From DailyTech: At its fifth annual Open Compute Summit in San Jose, Calif., the world's second-largest PC and server processor-maker, Advanced Micro Devices Inc. (AMD), has announced the start of a crucial transition. It announced the sampling of the Opteron A1100 Series processor and an accompanying development kit.

These are no ordinary AMD chips. They are AMD's first chips to pack ARM Holdings Plc's (LON:ARM) processor architecture, an architecture that has dominated the mobile space.

This is a soft launch. AMD will be making actual Seattle samples (the codename for the A1100 server chips) available "in the next few weeks" in March. Actual commercial availability will arrive sometime in H2 2014, according to AMD.

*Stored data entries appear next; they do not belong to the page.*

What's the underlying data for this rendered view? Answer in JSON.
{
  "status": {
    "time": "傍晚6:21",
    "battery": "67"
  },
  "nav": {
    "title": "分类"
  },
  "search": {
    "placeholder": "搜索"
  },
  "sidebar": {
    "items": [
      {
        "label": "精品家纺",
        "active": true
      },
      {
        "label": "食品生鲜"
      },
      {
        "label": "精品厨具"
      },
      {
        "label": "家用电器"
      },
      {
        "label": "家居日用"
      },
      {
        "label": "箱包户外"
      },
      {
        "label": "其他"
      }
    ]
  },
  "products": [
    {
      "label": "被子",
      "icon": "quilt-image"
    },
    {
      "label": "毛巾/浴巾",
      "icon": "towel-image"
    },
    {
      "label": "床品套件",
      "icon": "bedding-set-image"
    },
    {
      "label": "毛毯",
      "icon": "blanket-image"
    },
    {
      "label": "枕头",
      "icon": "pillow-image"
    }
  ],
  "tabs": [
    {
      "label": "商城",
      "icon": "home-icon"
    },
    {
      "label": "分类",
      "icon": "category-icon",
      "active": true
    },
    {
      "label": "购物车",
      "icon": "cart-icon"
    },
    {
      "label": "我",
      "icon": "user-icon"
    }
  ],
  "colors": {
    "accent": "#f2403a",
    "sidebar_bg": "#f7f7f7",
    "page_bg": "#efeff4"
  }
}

For AMD this is a critical release in its bid to return to profitability. AMD has set some incredibly ambitious goals for itself, announcing its intent to become not just a leader, but "the leader in ARM CPUs" and "the leader in ARM servers". AMD evens sets a hard target for itself -- 25 percent of total server chips sales -- more than five times its current market share.

AMD has perpetually playing underdog to Intel Corp. (INTC). With its challenger status has come leadership struggles, layoffs, and turbulent finances.

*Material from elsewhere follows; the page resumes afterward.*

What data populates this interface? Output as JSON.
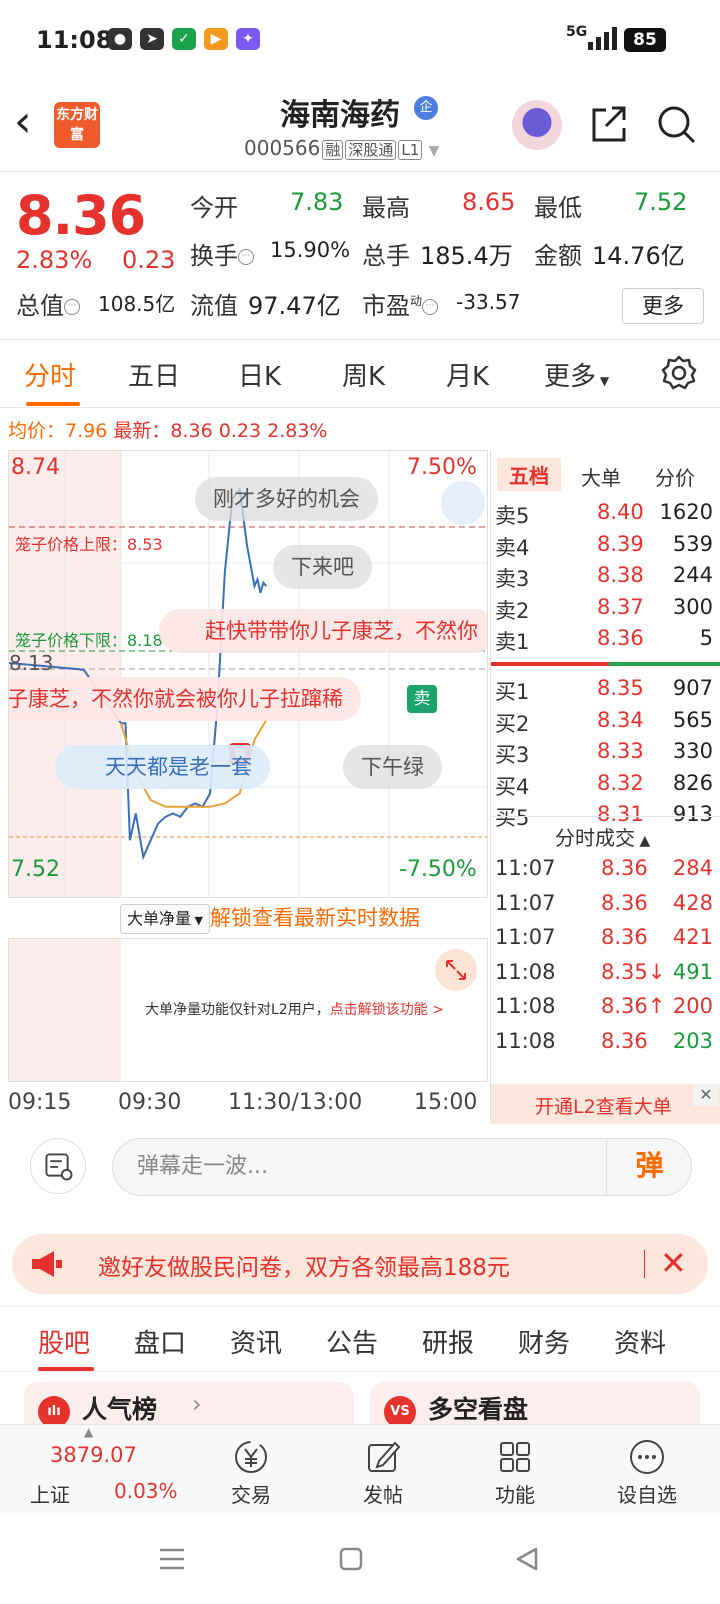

AMD has tried multiple tactics to give itself competitive and cost advantages. In July 2006, it acquired graphics card maker ATI proving to be ultimately one of the best moves AMD has made in recent years, given its sustaining profits over the last few years. Then in Oct. 2008 it announced the spinoff of its money-losing fab business, which became GlobalFoundries. And most recently it looked to strengthen its position in the server market with the purchase of micro-server maker SeaMicro for $334M USD.

But for all those attempts it still posted a loss in 2013, small as it might be. More troublingly, AMD's market share deficit has grown, not shrunk. In 2007 -- in AMD's strongest market (servers) -- it held roughly 15 percent of the market. By 2012 it had less than a third of that total, with 4.4 percent of the market according to market research firm Trefis.

With the advent of the mass mobile market, AMD sees perhaps its best chance to finally escape Intel's shadow and try to return to steady profitability. Critically, the mobile industry operates on a fundamentally different processor design model, one that spreads the costs and development.

The model begins with ARM Holdings Plc (LON:ARM) which designs the basic core. Then comes the integrators like Qualcomm Inc. (QCOM) and NVIDIA Corp. (NVDA) who add on coprocessors (media, security, I/O, etc.). Lastly graphics firms, such as Imagination Technologies Group Plc (LON:IMG) (or NVIDIA) add on value via their special graphics processors.